From another point of view, uncertainty relations exist only between certain sets of quantities, called ‘conjugate’ or ‘complementary’ pairs. But interference depends only on the relative phase of the waves, which, as a single quantity, can be as definite as one likes (though the phase is a bit dicey as an observable in quantum mechanics).
Finally, uncertainty principles are only relevant in a measurement context, so they ought only matter for interference if, given the resulting wave, a measurement could be executed upon it such that one can infer information about two conjugate quantities going beyond the limit imposed by the uncertainty relations (in fact, Einstein suggested a thought experiment along these lines at Solvay, purporting to show that one can use an interference experiment to circumvent the uncertainty relations, and thus, that quantum mechanics doesn’t yield a complete description of physical reality; Bohr soon could expose the flaw in his reasoning, however).

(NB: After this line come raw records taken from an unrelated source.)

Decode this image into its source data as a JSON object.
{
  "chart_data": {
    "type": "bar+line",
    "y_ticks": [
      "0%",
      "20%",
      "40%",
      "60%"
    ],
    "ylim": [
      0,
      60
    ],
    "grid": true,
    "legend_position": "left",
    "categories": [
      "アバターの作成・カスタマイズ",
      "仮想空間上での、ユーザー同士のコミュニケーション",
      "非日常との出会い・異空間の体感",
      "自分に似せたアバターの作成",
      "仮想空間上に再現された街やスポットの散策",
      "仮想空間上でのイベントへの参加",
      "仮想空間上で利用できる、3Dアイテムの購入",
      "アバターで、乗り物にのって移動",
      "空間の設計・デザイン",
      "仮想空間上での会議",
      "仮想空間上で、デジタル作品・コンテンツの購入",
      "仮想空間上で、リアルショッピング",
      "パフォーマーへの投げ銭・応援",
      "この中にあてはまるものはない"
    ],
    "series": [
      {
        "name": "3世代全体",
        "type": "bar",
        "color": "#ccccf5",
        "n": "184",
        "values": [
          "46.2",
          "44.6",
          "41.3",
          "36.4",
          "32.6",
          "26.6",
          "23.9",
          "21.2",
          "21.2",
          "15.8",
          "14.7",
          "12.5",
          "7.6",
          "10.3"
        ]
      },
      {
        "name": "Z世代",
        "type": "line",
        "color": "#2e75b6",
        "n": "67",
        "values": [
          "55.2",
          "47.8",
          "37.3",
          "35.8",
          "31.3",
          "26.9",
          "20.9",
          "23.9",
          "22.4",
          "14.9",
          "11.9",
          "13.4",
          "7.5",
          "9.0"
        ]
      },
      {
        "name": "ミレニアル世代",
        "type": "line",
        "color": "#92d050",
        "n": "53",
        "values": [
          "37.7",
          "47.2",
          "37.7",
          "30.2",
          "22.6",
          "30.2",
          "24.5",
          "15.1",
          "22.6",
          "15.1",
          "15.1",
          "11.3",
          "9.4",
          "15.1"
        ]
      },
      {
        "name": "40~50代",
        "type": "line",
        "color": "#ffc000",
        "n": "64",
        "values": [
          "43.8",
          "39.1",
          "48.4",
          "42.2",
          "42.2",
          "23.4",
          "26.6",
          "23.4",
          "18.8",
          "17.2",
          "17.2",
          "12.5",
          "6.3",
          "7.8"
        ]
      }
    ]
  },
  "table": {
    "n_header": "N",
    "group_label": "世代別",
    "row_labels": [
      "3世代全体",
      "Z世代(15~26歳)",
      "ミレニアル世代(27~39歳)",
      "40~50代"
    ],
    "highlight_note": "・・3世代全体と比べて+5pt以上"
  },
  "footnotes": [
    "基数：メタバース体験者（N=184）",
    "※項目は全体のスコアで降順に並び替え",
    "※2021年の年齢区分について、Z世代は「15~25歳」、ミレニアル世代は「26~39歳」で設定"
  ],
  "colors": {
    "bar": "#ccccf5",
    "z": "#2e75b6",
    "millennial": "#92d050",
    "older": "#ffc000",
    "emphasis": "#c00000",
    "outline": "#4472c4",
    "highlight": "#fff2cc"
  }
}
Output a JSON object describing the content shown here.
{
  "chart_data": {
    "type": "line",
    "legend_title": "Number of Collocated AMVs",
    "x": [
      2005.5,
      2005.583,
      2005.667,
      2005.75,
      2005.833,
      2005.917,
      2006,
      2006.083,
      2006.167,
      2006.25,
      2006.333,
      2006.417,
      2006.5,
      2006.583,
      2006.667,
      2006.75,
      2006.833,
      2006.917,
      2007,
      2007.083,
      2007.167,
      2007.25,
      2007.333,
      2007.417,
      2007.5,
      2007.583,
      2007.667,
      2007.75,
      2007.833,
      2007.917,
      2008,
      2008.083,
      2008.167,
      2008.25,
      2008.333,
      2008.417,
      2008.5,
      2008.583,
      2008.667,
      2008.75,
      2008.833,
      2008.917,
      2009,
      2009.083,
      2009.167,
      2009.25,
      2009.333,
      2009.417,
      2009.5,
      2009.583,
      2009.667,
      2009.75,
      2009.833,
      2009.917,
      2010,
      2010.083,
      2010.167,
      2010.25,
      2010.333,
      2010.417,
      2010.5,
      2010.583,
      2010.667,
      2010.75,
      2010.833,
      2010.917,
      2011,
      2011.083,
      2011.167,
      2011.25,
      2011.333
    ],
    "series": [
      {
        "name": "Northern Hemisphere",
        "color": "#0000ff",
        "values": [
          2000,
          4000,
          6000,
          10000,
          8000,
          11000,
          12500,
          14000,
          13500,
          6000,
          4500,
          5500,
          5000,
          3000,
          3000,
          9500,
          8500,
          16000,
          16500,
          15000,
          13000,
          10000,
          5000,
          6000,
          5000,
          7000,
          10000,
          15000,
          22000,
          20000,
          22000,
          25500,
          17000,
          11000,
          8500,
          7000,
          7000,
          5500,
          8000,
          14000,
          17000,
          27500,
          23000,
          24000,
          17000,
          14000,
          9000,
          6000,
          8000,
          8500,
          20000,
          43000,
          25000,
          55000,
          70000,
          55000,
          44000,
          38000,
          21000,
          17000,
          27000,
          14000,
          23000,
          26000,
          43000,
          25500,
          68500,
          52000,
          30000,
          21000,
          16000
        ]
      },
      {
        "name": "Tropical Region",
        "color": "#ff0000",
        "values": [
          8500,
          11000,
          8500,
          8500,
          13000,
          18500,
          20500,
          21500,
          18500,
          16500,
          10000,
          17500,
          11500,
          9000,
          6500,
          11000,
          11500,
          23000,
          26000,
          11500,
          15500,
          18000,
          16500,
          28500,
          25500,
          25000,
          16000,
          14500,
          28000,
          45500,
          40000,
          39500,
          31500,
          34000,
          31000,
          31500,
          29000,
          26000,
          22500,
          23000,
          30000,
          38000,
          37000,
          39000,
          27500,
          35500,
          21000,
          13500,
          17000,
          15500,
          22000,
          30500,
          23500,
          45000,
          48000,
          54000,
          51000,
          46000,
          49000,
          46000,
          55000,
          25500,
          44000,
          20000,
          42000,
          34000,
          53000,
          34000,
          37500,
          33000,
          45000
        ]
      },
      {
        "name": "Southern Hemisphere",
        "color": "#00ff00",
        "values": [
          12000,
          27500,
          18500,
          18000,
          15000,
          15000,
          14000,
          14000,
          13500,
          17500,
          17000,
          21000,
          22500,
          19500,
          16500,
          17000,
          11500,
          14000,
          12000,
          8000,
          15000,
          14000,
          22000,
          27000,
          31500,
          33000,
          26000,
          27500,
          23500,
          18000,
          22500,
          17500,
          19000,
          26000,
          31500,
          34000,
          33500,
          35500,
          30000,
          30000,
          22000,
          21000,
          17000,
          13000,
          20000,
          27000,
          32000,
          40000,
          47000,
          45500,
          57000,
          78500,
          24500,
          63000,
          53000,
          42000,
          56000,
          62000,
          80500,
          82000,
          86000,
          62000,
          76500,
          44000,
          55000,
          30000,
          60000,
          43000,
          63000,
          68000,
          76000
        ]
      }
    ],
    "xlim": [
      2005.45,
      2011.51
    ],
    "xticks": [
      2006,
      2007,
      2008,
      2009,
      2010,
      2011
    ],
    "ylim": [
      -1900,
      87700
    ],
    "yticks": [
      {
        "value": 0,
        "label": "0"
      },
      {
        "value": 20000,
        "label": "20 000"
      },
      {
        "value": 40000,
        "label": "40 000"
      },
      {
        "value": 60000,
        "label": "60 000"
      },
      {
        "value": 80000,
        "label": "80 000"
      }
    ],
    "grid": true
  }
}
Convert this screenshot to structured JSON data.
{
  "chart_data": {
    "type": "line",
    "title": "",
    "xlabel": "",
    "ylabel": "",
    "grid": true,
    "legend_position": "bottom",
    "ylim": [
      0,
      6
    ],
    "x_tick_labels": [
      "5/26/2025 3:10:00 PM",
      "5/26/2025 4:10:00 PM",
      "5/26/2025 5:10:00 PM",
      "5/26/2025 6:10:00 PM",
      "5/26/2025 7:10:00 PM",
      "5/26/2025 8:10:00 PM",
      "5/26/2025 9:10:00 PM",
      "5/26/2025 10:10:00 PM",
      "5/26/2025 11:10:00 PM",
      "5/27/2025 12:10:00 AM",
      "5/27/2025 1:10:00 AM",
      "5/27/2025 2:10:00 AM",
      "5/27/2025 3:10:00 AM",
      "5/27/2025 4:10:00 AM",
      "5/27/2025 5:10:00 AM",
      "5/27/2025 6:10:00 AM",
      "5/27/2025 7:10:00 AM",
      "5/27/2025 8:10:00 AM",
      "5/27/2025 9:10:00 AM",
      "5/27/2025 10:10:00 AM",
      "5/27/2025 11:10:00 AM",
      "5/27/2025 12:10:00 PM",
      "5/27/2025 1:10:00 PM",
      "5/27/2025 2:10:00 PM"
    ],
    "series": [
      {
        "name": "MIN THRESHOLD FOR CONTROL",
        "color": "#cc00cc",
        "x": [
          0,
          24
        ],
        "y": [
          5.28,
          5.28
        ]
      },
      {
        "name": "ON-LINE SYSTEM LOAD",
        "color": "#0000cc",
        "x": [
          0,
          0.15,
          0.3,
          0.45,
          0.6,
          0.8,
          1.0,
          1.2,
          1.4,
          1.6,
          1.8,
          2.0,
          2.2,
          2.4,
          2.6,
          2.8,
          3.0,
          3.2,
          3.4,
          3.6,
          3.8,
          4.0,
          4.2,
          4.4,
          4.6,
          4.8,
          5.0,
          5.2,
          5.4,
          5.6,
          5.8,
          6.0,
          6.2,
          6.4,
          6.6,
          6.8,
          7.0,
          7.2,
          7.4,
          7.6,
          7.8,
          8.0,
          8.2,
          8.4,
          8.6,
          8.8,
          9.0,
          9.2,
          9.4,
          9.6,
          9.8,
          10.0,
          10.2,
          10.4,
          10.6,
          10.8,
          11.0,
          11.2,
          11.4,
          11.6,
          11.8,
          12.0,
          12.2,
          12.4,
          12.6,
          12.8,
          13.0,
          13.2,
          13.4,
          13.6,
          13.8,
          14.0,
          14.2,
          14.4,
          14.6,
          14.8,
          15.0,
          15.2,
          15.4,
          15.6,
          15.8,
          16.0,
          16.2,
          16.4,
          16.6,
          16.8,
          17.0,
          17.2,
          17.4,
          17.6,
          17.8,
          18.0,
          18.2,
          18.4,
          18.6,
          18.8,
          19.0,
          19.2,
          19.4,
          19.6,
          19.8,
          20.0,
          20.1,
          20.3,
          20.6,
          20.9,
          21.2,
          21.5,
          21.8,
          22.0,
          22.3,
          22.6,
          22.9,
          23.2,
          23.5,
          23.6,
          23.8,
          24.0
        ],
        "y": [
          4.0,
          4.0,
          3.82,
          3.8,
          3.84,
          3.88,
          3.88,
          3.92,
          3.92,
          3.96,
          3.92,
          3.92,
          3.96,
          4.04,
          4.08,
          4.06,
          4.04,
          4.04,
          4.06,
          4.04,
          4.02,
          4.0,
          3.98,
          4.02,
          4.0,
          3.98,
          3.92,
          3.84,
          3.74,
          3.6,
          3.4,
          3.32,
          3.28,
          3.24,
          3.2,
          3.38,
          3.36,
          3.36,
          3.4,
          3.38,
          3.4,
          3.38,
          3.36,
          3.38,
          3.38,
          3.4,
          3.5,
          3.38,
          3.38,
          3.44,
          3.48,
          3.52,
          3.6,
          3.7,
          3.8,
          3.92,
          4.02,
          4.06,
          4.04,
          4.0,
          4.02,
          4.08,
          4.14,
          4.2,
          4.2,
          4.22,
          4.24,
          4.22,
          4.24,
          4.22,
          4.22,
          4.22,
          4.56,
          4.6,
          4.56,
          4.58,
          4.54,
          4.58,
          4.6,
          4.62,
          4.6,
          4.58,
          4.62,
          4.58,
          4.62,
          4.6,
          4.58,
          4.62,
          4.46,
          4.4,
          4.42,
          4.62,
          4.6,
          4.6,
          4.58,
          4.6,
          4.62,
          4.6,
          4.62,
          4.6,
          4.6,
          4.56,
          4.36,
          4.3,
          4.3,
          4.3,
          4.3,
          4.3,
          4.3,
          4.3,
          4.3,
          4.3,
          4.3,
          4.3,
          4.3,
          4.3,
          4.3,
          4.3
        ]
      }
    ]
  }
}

But I haven’t really given this much thought, so I’d be happy to be corrected.
I think the simplest answer is that when you go into the quantum realm whatever it is that cancels out (the probability density of finding light at a point, the expectation density of making some sort of measurement on the electromagnetic field at a point, or something more esoteric) is not something that is a quantum mechanical observable anyway and therefore the uncertainty principle is not directly relevant in this way.
This is pretty much what HMHB has said, but I would just add that how you would interpret Wheeler-Feynman absorber theory in the context of quantum mechanics depends on how you mover from classical electromagnetism to quantum theory and the interpretations you make (as well as the possible problems that may be thrown up by those interpretations).
This does not address the OP’s question, but I suggest using energy-time uncertainty principles with caution. Energy and time are not conjugate variables like position and momentum. In most formulations time is a real number, measured precisely by a classical clock. It is possible to define energy-time uncertainty principles for specific systems, sometimes describing uncertainty in time, but sometimes merely the duration of the measurement. Most often, invocation of an energy-time uncertainty principle is essentially hand-waving.
Material waves, such as we are familiar with (ocean, sound, etc) have a sinusoidal energy profile that integrates to net zero. But I think indivdual wave/particles in the quantum realm must somehow have a different profile, otherwise it would always be darkest before the photon (or after it). Quantum interference must, I would expect, be based on alternate properties, like charge/color (for charged/colored particles), polarity or “spin”. Does everything have a living anti-particle to balance its energy? Does to universe have a net zero energy?